Best Practice for an ASDF Variable Like *compile-file-failure-behaviour*
Faré
fahree at gmail.com
Fri Mar 9 23:02:10 UTC 2018
On Fri, Mar 9, 2018 at 5:34 PM, Robert Goldman <rpgoldman at sift.info> wrote:
> Are you just using this for yourself? If so, a simple
>
> (let ((asdf:*compile-file-failure-behaviour* :warn))
> (asdf:load-system "my system"))
>
> will suffice.
>
Yup.
> Alternatively, you could put something like this in the .asd file:
>
> (defmethod operate :around ((operation load-op) (system (asdf:find-system
> "my-system")))
> (let ((asdf:*compile-file-failure-behaviour* :warn))
> (call-next-method)))
>
> The above most emphatically has not been tested, so it might be wrong.
>
As a rule of thumb, you should never define :around methods for
operate, for they do NOT do what you might naively believe they do:
1- they are only called on the top-level system, and/or on systems
loaded directly by a defsystem-depends-on
2- they wrap around not just the system at hand, but all its
transitive dependencies.
The working approach to changing variables for a system, no more no
less, is an :around-compile hook for your system.

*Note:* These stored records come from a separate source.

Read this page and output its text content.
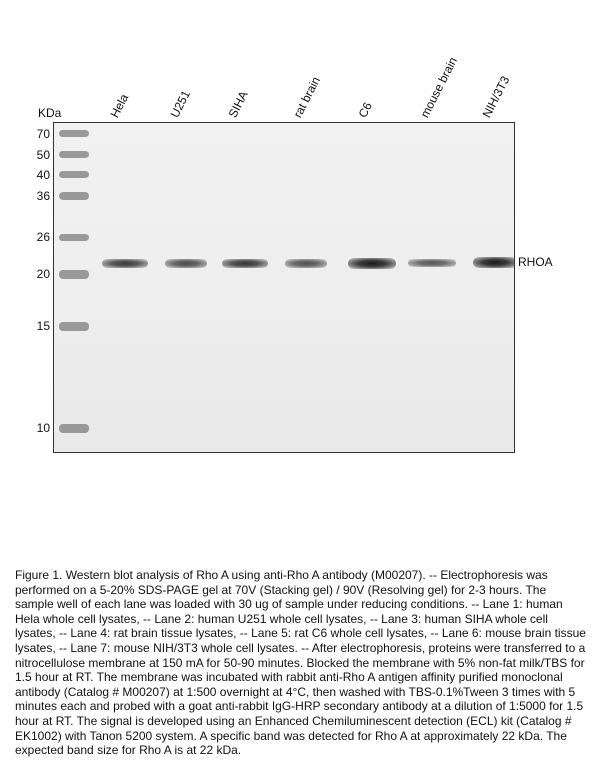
KDa	Hela	U251	SIHA	rat brain	C6	mouse brain NIH/3T3
70
50
40
36
26
20
15
10
RHOA
Figure 1. Western blot analysis of Rho A using anti-Rho A antibody (M00207). -- Electrophoresis was performed on a 5-20% SDS-PAGE gel at 70V (Stacking gel) / 90V (Resolving gel) for 2-3 hours. The sample well of each lane was loaded with 30 ug of sample under reducing conditions. -- Lane 1: human Hela whole cell lysates, -- Lane 2: human U251 whole cell lysates, -- Lane 3: human SIHA whole cell lysates, -- Lane 4: rat brain tissue lysates, -- Lane 5: rat C6 whole cell lysates, -- Lane 6: mouse brain tissue lysates, -- Lane 7: mouse NIH/3T3 whole cell lysates. -- After electrophoresis, proteins were transferred to a nitrocellulose membrane at 150 mA for 50-90 minutes. Blocked the membrane with 5% non-fat milk/TBS for 1.5 hour at RT. The membrane was incubated with rabbit anti-Rho A antigen affinity purified monoclonal antibody (Catalog # M00207) at 1:500 overnight at 4°C, then washed with TBS-0.1%Tween 3 times with 5 minutes each and probed with a goat anti-rabbit IgG-HRP secondary antibody at a dilution of 1:5000 for 1.5 hour at RT. The signal is developed using an Enhanced Chemiluminescent detection (ECL) kit (Catalog # EK1002) with Tanon 5200 system. A specific band was detected for Rho A at approximately 22 kDa. The expected band size for Rho A is at 22 kDa.
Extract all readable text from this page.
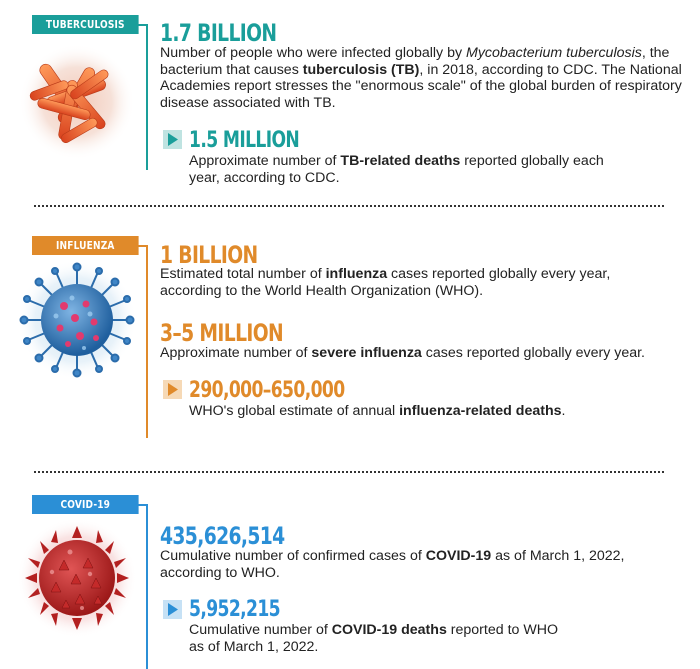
TUBERCULOSIS	1.7 BILLION
Number of people who were infected globally by Mycobacterium tuberculosis, the
bacterium that causes tuberculosis (TB), in 2018, according to CDC. The National
Academies report stresses the "enormous scale" of the global burden of respiratory
disease associated with TB.
1.5 MILLION
Approximate number of TB-related deaths reported globally each
year, according to CDC.
INFLUENZA	1 BILLION
Estimated total number of influenza cases reported globally every year,
according to the World Health Organization (WHO).
3–5 MILLION
Approximate number of severe influenza cases reported globally every year.
290,000–650,000
WHO's global estimate of annual influenza-related deaths.
COVID-19
435,626,514
Cumulative number of confirmed cases of COVID-19 as of March 1, 2022,
according to WHO.
5,952,215
Cumulative number of COVID-19 deaths reported to WHO
as of March 1, 2022.
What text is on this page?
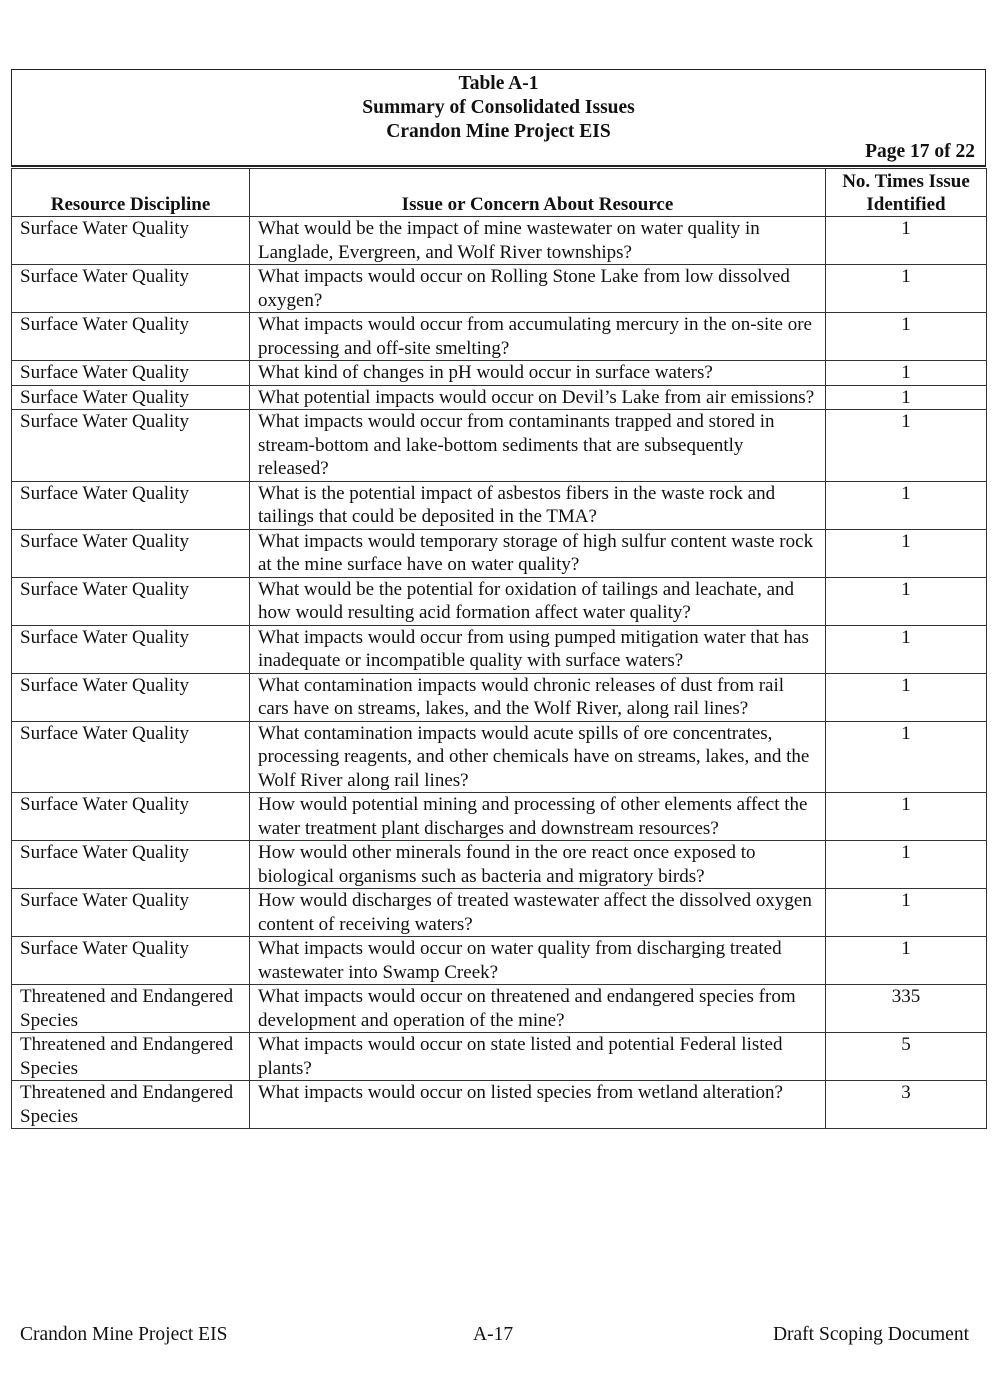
Table A-1
Summary of Consolidated Issues
Crandon Mine Project EIS
Page 17 of 22
Resource Discipline	Issue or Concern About Resource	No. Times Issue
Identified

Surface Water Quality	What would be the impact of mine wastewater on water quality in Langlade, Evergreen, and Wolf River townships?	1
Surface Water Quality	What impacts would occur on Rolling Stone Lake from low dissolved oxygen?	1
Surface Water Quality	What impacts would occur from accumulating mercury in the on-site ore processing and off-site smelting?	1
Surface Water Quality	What kind of changes in pH would occur in surface waters?	1
Surface Water Quality	What potential impacts would occur on Devil’s Lake from air emissions?	1
Surface Water Quality	What impacts would occur from contaminants trapped and stored in stream-bottom and lake-bottom sediments that are subsequently released?	1
Surface Water Quality	What is the potential impact of asbestos fibers in the waste rock and tailings that could be deposited in the TMA?	1
Surface Water Quality	What impacts would temporary storage of high sulfur content waste rock at the mine surface have on water quality?	1
Surface Water Quality	What would be the potential for oxidation of tailings and leachate, and how would resulting acid formation affect water quality?	1
Surface Water Quality	What impacts would occur from using pumped mitigation water that has inadequate or incompatible quality with surface waters?	1
Surface Water Quality	What contamination impacts would chronic releases of dust from rail cars have on streams, lakes, and the Wolf River, along rail lines?	1
Surface Water Quality	What contamination impacts would acute spills of ore concentrates, processing reagents, and other chemicals have on streams, lakes, and the Wolf River along rail lines?	1
Surface Water Quality	How would potential mining and processing of other elements affect the water treatment plant discharges and downstream resources?	1
Surface Water Quality	How would other minerals found in the ore react once exposed to biological organisms such as bacteria and migratory birds?	1
Surface Water Quality	How would discharges of treated wastewater affect the dissolved oxygen content of receiving waters?	1
Surface Water Quality	What impacts would occur on water quality from discharging treated wastewater into Swamp Creek?	1
Threatened and Endangered Species	What impacts would occur on threatened and endangered species from development and operation of the mine?	335
Threatened and Endangered Species	What impacts would occur on state listed and potential Federal listed plants?	5
Threatened and Endangered Species	What impacts would occur on listed species from wetland alteration?	3
Crandon Mine Project EIS	A-17	Draft Scoping Document
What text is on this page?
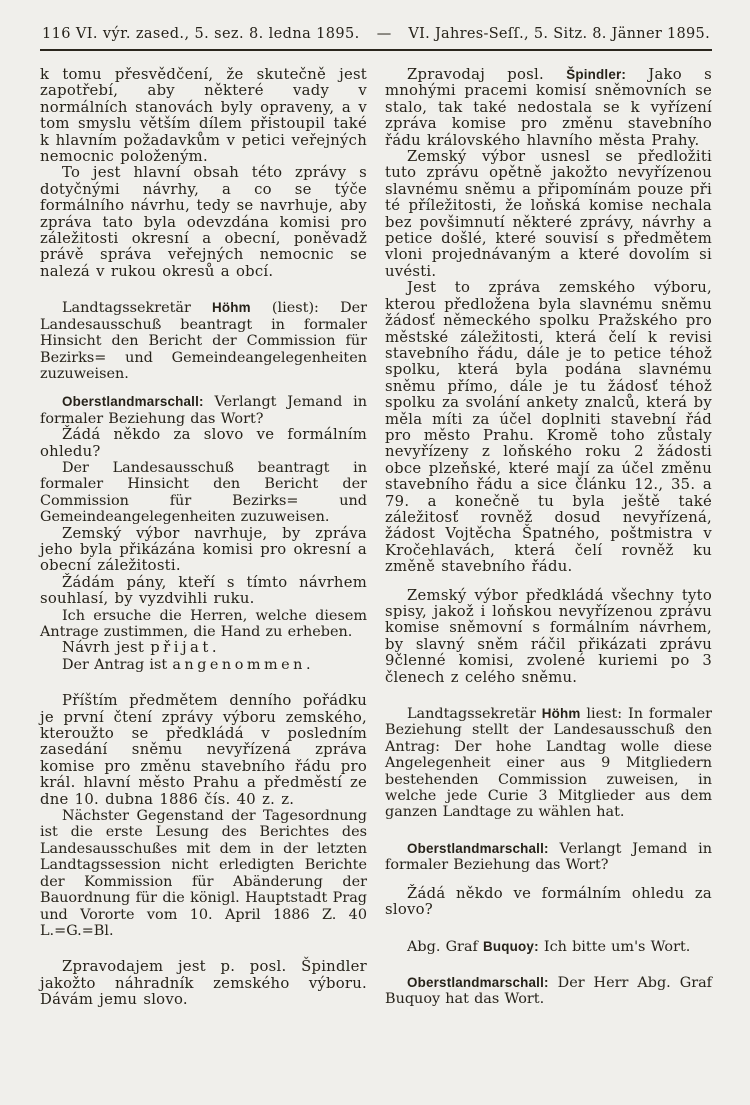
116 VI. výr. zased., 5. sez. 8. ledna 1895.	—	VI. Jahres-Seſſ., 5. Sitz. 8. Jänner 1895.

k tomu přesvědčení, že skutečně jest zapotřebí, aby některé vady v normálních stanovách byly opraveny, a v tom smyslu větším dílem přistoupil také k hlavním požadavkům v petici veřejných nemocnic položeným.

To jest hlavní obsah této zprávy s dotyčnými návrhy, a co se týče formálního návrhu, tedy se navrhuje, aby zpráva tato byla odevzdána komisi pro záležitosti okresní a obecní, poněvadž právě správa veřejných nemocnic se nalezá v rukou okresů a obcí.

Landtagssekretär Höhm (liest): Der Landesausschuß beantragt in formaler Hinsicht den Bericht der Commission für Bezirks= und Gemeindeangelegenheiten zuzuweisen.

Oberstlandmarschall: Verlangt Jemand in formaler Beziehung das Wort?

Žádá někdo za slovo ve formálním ohledu?

Der Landesausschuß beantragt in formaler Hinsicht den Bericht der Commission für Bezirks= und Gemeindeangelegenheiten zuzuweisen.

Zemský výbor navrhuje, by zpráva jeho byla přikázána komisi pro okresní a obecní záležitosti.

Žádám pány, kteří s tímto návrhem souhlasí, by vyzdvihli ruku.

Ich ersuche die Herren, welche diesem Antrage zustimmen, die Hand zu erheben.

Návrh jest přijat.

Der Antrag ist angenommen.

Příštím předmětem denního pořádku je první čtení zprávy výboru zemského, kteroužto se předkládá v posledním zasedání sněmu nevyřízená zpráva komise pro změnu stavebního řádu pro král. hlavní město Prahu a předměstí ze dne 10. dubna 1886 čís. 40 z. z.

Nächster Gegenstand der Tagesordnung ist die erste Lesung des Berichtes des Landesausschußes mit dem in der letzten Landtagssession nicht erledigten Berichte der Kommission für Abänderung der Bauordnung für die königl. Hauptstadt Prag und Vororte vom 10. April 1886 Z. 40 L.=G.=Bl.

Zpravodajem jest p. posl. Špindler jakožto náhradník zemského výboru. Dávám jemu slovo.

Zpravodaj posl. Špindler: Jako s mnohými pracemi komisí sněmovních se stalo, tak také nedostala se k vyřízení zpráva komise pro změnu stavebního řádu královského hlavního města Prahy.

Zemský výbor usnesl se předložiti tuto zprávu opětně jakožto nevyřízenou slavnému sněmu a připomínám pouze při té příležitosti, že loňská komise nechala bez povšimnutí některé zprávy, návrhy a petice došlé, které souvisí s předmětem vloni projednávaným a které dovolím si uvésti.

Jest to zpráva zemského výboru, kterou předložena byla slavnému sněmu žádosť německého spolku Pražského pro městské záležitosti, která čelí k revisi stavebního řádu, dále je to petice téhož spolku, která byla podána slavnému sněmu přímo, dále je tu žádosť téhož spolku za svolání ankety znalců, která by měla míti za účel doplniti stavební řád pro město Prahu. Kromě toho zůstaly nevyřízeny z loňského roku 2 žádosti obce plzeňské, které mají za účel změnu stavebního řádu a sice článku 12., 35. a 79. a konečně tu byla ještě také záležitosť rovněž dosud nevyřízená, žádost Vojtěcha Špatného, poštmistra v Kročehlavách, která čelí rovněž ku změně stavebního řádu.

Zemský výbor předkládá všechny tyto spisy, jakož i loňskou nevyřízenou zprávu komise sněmovní s formálním návrhem, by slavný sněm ráčil přikázati zprávu 9členné komisi, zvolené kuriemi po 3 členech z celého sněmu.

Landtagssekretär Höhm liest: In formaler Beziehung stellt der Landesausschuß den Antrag: Der hohe Landtag wolle diese Angelegenheit einer aus 9 Mitgliedern bestehenden Commission zuweisen, in welche jede Curie 3 Mitglieder aus dem ganzen Landtage zu wählen hat.

Oberstlandmarschall: Verlangt Jemand in formaler Beziehung das Wort?

Žádá někdo ve formálním ohledu za slovo?

Abg. Graf Buquoy: Ich bitte um's Wort.

Oberstlandmarschall: Der Herr Abg. Graf Buquoy hat das Wort.
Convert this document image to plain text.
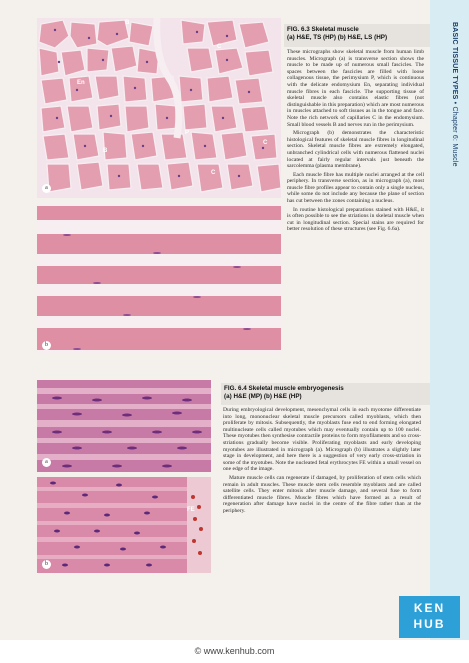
BASIC TISSUE TYPES • Chapter 6: Muscle
B
En
B
P
C
C
C
a
b
FIG. 6.3 Skeletal muscle
(a) H&E, TS (HP) (b) H&E, LS (HP)

These micrographs show skeletal muscle from human limb muscles. Micrograph (a) is transverse section shows the muscle to be made up of numerous small fascicles. The spaces between the fascicles are filled with loose collagenous tissue, the perimysium P, which is continuous with the delicate endomysium En, separating individual muscle fibres in each fascicle. The supporting tissue of skeletal muscle also contains elastic fibres (not distinguishable in this preparation) which are most numerous in muscles attached to soft tissues as in the tongue and face. Note the rich network of capillaries C in the endomysium. Small blood vessels B and nerves run in the perimysium.

Micrograph (b) demonstrates the characteristic histological features of skeletal muscle fibres in longitudinal section. Skeletal muscle fibres are extremely elongated, unbranched cylindrical cells with numerous flattened nuclei located at fairly regular intervals just beneath the sarcolemma (plasma membrane).

Each muscle fibre has multiple nuclei arranged at the cell periphery. In transverse section, as in micrograph (a), most muscle fibre profiles appear to contain only a single nucleus, while some do not include any because the plane of section has cut between the zones containing a nucleus.

In routine histological preparations stained with H&E, it is often possible to see the striations in skeletal muscle when cut in longitudinal section. Special stains are required for better resolution of these structures (see Fig. 6.6a).

a
FE
b
FIG. 6.4 Skeletal muscle embryogenesis
(a) H&E (MP) (b) H&E (HP)

During embryological development, mesenchymal cells in each myotome differentiate into long, mononuclear skeletal muscle precursors called myoblasts, which then proliferate by mitosis. Subsequently, the myoblasts fuse end to end forming elongated multinucleate cells called myotubes which may eventually contain up to 100 nuclei. These myotubes then synthesise contractile proteins to form myofilaments and so cross-striations gradually become visible. Proliferating myoblasts and early developing myotubes are illustrated in micrograph (a). Micrograph (b) illustrates a slightly later stage in development, and here there is a suggestion of very early cross-striation in some of the myotubes. Note the nucleated fetal erythrocytes FE within a small vessel on one edge of the image.

Mature muscle cells can regenerate if damaged, by proliferation of stem cells which remain in adult muscles. These muscle stem cells resemble myoblasts and are called satellite cells. They enter mitosis after muscle damage, and several fuse to form differentiated muscle fibres. Muscle fibres which have formed as a result of regeneration after damage have nuclei in the centre of the fibre rather than at the periphery.

KEN
HUB
© www.kenhub.com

But the correct approach is to NOT modify
asdf:*compile-file-failure-behaviour* but instead to catch
specifically the warnings that you want to ignore, using
*uninteresting-conditions* and the with-muffled-compiler-conditions
implicit in compile-file* and thus perform compile-op. See notably the
variable *usual-uninteresting-conditions*.
—♯ƒ • François-René ÐVB Rideau •Reflection&Cybernethics• http://fare.tunes.org
Intentions are not so much direct descriptions of actual mind processes as
Schelling points in the way social animals communicate.